Past experience has clearly demonstrated that when states have temporarily closed their programs, children will fall through the cracks due to rapid disenrollment and significant confusion as families scramble to find alternatives.
A total of 12 states have frozen CHIP at some point, generally because of state budget shortfalls – not a lack of federal funding. When North Carolina froze its CHIP program between January and October 2001, enrollment fell by nearly 30% from about 72,000 to 51,300 when it froze enrollment between January and October 2001. During the 2003-2004 recession when six states capped enrollment, enrollment dropped by an aggregate of 15% with attrition rates ranging from 6 percent in Florida and Maryland to 29% in North Carolina.
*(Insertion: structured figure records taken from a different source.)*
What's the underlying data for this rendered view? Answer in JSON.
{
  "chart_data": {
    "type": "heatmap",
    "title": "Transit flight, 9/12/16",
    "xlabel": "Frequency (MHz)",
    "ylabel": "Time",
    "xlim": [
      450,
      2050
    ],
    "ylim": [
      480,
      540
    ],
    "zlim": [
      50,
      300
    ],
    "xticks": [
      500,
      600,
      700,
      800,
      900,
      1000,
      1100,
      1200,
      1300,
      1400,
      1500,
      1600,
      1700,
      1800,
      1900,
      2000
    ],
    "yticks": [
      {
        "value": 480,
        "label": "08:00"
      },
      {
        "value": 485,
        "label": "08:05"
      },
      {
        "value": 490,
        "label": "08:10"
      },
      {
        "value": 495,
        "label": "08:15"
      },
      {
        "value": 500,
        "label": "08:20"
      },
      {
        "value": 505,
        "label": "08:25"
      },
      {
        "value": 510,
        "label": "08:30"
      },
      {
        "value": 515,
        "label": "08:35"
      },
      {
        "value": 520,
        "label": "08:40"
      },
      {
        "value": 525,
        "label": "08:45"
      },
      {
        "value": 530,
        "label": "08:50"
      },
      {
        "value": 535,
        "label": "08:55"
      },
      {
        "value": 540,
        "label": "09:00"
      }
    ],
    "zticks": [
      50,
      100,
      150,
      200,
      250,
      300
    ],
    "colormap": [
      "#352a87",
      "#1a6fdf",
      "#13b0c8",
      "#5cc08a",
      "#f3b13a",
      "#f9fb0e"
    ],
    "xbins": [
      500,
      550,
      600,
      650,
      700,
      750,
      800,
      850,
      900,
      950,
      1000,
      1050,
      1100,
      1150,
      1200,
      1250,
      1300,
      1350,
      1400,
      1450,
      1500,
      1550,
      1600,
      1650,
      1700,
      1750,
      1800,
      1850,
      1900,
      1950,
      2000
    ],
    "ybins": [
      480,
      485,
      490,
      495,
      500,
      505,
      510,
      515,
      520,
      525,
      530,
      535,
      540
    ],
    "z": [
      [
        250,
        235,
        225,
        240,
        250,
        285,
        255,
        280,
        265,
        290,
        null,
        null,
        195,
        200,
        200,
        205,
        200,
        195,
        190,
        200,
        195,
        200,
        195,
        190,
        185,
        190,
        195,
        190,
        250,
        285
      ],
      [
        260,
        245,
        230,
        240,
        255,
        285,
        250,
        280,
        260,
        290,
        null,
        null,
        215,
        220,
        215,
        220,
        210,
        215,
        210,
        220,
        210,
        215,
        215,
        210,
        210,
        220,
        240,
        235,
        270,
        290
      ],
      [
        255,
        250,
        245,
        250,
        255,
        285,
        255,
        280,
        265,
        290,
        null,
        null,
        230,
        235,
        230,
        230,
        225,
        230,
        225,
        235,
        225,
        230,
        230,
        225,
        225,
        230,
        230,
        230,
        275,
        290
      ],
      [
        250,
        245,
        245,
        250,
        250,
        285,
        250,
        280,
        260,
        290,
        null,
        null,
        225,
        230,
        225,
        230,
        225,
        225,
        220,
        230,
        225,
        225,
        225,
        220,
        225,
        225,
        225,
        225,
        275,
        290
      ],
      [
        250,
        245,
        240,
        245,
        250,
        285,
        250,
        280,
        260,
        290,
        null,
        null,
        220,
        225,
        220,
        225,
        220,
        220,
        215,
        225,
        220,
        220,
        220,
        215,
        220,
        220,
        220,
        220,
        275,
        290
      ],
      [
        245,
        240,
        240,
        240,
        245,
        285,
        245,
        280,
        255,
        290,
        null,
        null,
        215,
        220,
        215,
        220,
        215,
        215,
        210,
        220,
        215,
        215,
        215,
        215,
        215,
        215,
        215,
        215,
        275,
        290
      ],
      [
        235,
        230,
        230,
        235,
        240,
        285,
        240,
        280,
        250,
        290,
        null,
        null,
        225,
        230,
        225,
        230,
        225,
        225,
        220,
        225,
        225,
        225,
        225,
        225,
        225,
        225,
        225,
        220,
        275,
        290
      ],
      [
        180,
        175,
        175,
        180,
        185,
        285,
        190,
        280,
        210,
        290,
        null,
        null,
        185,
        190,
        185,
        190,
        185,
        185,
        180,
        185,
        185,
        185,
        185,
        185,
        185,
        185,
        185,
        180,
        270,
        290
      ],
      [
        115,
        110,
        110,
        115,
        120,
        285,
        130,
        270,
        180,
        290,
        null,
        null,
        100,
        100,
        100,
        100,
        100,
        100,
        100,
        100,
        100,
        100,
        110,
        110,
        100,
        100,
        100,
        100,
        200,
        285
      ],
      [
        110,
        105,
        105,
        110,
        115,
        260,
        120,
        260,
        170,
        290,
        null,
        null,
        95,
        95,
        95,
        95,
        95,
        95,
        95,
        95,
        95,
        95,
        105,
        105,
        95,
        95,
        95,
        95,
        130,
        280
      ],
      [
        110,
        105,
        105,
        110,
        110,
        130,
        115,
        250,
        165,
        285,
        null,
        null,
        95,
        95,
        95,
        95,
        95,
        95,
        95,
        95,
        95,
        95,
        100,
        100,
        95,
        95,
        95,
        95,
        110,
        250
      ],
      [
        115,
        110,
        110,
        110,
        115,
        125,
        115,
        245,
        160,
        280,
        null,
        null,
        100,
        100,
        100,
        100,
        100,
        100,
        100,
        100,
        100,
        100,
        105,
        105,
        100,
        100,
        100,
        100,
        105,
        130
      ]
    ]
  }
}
At the height of Florida’s enrollment freeze, the waitlist grew to 91,000, further adding to the ranks of the uninsured. After Arizona froze its CHIP program in December 2009, enrollment fell by more than 60% from about 46,900 to 17,600 by July 2011. A few things are clear:
- Freezes are detrimental to the health of children enrolled in CHIP and puts financial stress on families who lack access to affordable private insurance.
- Freezes put additional stress on the health care safety net and perpetuate cost-shifting as families have no alternative but to seek care in emergency rooms and may be unable to pay those bills.
- Even without freezes yet in effect, press coverage on the lack of Congressional action on CHIP may already be having a chilling effect on CHIP by discouraging families from applying or renewing coverage.
History is clear; enrollment freezes in CHIP do harm. Congress, which has continually expressed its bipartisan support for CHIP, doesn’t seem to understand how close we are to seeing children in Arizona left out in the cold once again. If the lapse in federal funding forces states to close their CHIP programs, even temporarily, it could unravel years of success in covering more than 95 percent of the nation’s children.